The way one frames a problem can subtly guide a reader to a desired solution, as done in this CNBC article, “The world’s in a ‘polycrisis’ — and these countries want to quash it by looking beyond GDP”. The title alone triggers a gag reflex. Sometimes an article is badly titled and worth reading, but here the article is even worse. I cannot summarize it. It is little more than a collection of degrowth-adjacent talking points that looks like it could have been written by ChatGPT.
Perhaps I shouldn’t be so hard on the WEF report and the polycrisis concept in general. There are a cluster of problems that I write about frequently, including poor economic performance, especially in wealthier countries; declining birth rates; democratic backsliding; and regulatory sclerosis. I often write about these problems as a whole under headings such as “stagnation”. But seeing others do the same thing makes me think that this is a bad habit that should be rethought.
Gas Stoves
I was thinking about writing more extensively about the kerfuffle around gas stove regulation, but this piece entitled Bad Stove Science Is a Roadblock on the Path to Electrification by Alex Trembath discusses the issue better than I would have, so I’ll link this instead.

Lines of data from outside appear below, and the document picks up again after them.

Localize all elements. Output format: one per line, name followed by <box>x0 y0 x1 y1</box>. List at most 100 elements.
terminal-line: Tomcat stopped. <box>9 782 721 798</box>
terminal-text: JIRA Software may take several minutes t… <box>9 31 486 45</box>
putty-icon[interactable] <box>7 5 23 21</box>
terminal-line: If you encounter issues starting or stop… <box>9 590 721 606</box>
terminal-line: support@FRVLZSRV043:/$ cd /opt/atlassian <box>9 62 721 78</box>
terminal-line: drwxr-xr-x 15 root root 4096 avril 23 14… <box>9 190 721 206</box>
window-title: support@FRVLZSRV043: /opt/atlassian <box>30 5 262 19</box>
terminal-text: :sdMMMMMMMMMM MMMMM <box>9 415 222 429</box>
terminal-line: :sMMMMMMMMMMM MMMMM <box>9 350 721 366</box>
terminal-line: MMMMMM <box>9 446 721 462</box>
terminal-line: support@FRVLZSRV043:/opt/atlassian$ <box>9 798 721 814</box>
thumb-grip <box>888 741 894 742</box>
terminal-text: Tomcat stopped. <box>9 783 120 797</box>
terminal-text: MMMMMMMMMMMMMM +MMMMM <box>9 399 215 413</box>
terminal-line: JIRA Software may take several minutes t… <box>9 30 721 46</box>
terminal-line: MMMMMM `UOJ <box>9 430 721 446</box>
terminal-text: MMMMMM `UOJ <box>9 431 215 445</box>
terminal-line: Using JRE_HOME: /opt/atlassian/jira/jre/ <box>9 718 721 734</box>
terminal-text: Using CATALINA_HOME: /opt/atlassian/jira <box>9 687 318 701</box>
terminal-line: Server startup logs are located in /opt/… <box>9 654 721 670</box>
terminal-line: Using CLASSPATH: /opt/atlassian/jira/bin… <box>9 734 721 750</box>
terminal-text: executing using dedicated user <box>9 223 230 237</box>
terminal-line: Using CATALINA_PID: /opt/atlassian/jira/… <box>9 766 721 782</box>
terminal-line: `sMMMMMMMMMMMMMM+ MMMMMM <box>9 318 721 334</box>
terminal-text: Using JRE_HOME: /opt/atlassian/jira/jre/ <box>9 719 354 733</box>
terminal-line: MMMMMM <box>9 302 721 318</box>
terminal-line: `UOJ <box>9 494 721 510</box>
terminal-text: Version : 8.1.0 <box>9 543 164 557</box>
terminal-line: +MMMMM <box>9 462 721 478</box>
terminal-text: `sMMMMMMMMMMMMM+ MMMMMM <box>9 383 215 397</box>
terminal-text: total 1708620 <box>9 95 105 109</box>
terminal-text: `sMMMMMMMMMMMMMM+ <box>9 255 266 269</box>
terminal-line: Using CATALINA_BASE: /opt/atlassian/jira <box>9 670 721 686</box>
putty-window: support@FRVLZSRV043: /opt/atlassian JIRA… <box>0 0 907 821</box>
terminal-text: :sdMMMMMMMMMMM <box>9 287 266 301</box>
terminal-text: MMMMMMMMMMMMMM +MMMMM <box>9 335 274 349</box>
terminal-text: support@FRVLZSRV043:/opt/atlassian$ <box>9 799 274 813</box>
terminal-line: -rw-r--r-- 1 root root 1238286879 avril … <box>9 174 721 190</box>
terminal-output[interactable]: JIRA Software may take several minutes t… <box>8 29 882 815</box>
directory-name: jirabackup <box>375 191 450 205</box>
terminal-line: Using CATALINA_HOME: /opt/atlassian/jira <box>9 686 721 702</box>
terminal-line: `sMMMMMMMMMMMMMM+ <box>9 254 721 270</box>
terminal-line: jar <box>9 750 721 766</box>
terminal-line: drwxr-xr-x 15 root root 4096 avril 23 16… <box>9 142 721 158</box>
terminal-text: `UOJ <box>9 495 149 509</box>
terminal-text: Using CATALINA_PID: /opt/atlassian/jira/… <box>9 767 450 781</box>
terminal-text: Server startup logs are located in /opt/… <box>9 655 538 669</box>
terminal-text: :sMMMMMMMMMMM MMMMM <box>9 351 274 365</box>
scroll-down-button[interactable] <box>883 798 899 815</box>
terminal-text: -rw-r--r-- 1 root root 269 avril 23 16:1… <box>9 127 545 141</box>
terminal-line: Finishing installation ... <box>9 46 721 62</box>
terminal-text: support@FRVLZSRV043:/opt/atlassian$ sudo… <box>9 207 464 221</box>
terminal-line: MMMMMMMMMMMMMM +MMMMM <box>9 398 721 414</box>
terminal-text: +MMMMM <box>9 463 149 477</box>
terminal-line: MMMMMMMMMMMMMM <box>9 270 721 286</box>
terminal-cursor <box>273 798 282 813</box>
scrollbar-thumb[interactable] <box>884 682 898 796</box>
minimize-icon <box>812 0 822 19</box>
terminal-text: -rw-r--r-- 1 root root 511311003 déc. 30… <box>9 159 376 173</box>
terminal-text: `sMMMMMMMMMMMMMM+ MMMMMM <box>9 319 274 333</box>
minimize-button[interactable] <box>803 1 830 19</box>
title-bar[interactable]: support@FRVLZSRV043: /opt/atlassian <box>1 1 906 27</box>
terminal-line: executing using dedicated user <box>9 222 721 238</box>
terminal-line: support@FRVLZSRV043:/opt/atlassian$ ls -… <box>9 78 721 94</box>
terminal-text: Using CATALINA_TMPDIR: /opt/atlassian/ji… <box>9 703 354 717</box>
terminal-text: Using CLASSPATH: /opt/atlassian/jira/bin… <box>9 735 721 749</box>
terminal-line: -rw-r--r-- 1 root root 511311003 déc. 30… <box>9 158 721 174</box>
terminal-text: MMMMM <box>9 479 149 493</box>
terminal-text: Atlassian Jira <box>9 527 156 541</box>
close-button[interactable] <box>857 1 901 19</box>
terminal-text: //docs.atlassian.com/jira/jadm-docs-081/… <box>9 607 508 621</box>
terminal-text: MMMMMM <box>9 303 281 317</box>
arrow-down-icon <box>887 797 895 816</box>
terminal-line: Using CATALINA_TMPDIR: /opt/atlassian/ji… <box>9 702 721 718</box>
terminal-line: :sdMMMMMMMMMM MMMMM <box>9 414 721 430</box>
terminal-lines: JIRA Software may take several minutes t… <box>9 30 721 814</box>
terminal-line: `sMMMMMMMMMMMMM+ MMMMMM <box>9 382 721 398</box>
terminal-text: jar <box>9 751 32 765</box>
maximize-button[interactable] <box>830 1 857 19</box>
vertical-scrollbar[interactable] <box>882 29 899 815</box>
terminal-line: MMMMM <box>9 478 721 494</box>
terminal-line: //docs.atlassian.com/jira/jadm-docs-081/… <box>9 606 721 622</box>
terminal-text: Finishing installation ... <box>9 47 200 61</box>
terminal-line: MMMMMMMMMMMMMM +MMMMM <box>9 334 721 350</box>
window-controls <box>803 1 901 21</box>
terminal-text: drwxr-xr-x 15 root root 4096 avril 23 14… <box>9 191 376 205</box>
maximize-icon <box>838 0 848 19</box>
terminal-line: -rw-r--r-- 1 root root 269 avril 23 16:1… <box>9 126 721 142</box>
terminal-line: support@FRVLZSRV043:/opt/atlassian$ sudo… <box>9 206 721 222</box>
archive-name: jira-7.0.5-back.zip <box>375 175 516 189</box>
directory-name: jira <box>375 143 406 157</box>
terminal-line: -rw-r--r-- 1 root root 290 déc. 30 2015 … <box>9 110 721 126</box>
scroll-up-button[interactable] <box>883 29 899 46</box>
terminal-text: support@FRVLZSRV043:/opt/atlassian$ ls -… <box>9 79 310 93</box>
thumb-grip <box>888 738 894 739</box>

A few things should be kept in mind:
The proposal would ban gas stoves in new construction. It would not affect stoves in already-built structures.
The rule would come from the Consumer Product Safety Commission and be based on health impacts.
No rule is finalized at this point.
Numbers are key. I have no problem believing that gas stoves generate indoor air pollution that harms human health. But how extensive is the harm? Put that in monetary terms so we can compare with the cost of the regulation and decide if it is worth it. Maybe it is, but I doubt it.